琴酒对死人没兴趣,但躺在冷冻车里的人是那家夥。
——琴酒又开始想发呆了。
但是没想到,朗姆被突袭,琴酒再次被近距离扼住脖颈,那股凶狠辛辣的味道,还有那种漫不经心的感觉。
琴酒不可思议,身上这人确实是特基拉无疑。
黑风衣的嘴角划伤了,这位置是易容面具最容易出破绽的地方,假皮很容易撕裂。
更不要说受伤流血,即使是贝尔摩德也做不出可以流血的假皮。
那家夥还把伤口的血迹舔掉……
琴酒的喉结微微动了一下。
别人假扮的吗?
假扮那家夥的狗脾气?
伏特加想不出来了:“贝尔摩德是被绑架的那个,又有谁能假扮卡尔。”
基安蒂不屑地切了一声:“全世界就她一个会易容吗?”
“爆炸车里找到那具焦尸确实是卡尔瓦多斯没错。”琴酒淡淡打断他们的对话,“车上用品,还有枪上的指纹,也全是他的。”

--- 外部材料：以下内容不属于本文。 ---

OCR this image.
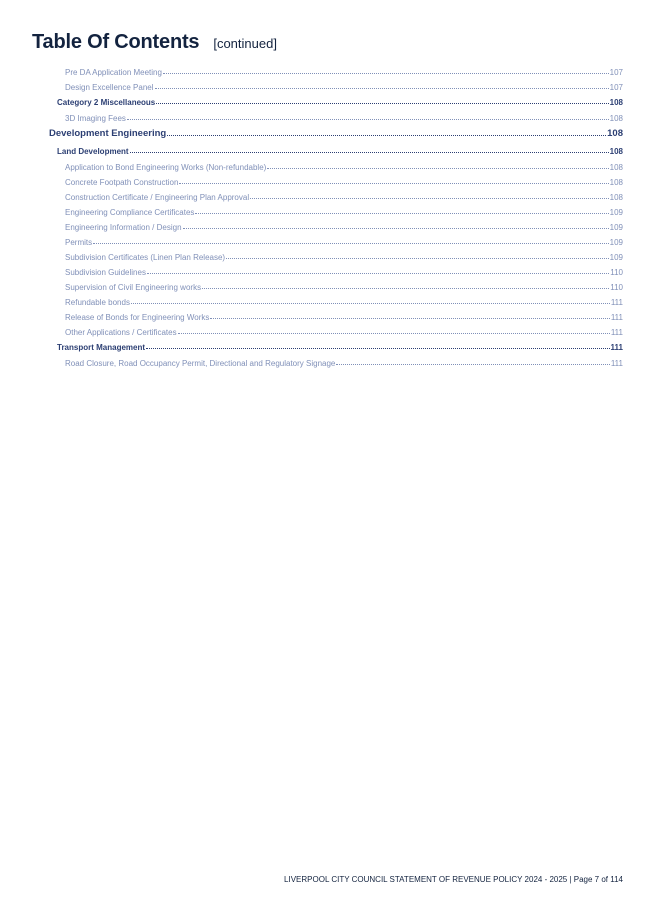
Table Of Contents [continued]
Pre DA Application Meeting	107
Design Excellence Panel	107
Category 2 Miscellaneous	108
3D Imaging Fees	108
Development Engineering	108
Land Development	108
Application to Bond Engineering Works (Non-refundable)	108
Concrete Footpath Construction	108
Construction Certificate / Engineering Plan Approval	108
Engineering Compliance Certificates	109
Engineering Information / Design	109
Permits	109
Subdivision Certificates (Linen Plan Release)	109
Subdivision Guidelines	110
Supervision of Civil Engineering works	110
Refundable bonds	111
Release of Bonds for Engineering Works	111
Other Applications / Certificates	111
Transport Management	111
Road Closure, Road Occupancy Permit, Directional and Regulatory Signage	111
LIVERPOOL CITY COUNCIL STATEMENT OF REVENUE POLICY 2024 - 2025 | Page 7 of 114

加上贝尔摩德还跟卡尔瓦多斯短暂争持过,一口确定就是他。
琴酒冷道:“就这样吧,我对死人不感兴趣。”
证据摆在面前基安蒂也没办法,她相当不忿,猛踩一脚油门走了。
琴酒撕掉那份报告。
“哼……”
琴酒笑意冰冷,目中的凶光怎麽也盖不住。
不止铁皮屋群爆炸,连黑手党的枪炮也活下来了。
幸好那家夥活下来了,死了多可惜。
果然还是你死我活有意思。
打火机点燃火星,伏特加欲言又止,看着琴酒将几张纸烧成灰烬。
“对了,大哥,那家夥回来了。”
“谁。”
“就是那家夥啊,跟大哥吵了一架,最後让朗姆老大调去美国了。”
“啊……他。”
琴酒兴致缺缺,不怎麽感兴趣。
伏特加继续道:“听说那家夥带了套很厉害的软件回来,不愧是朗姆老大的心腹。”
软件?
……原来如此。
“哼,随便他。”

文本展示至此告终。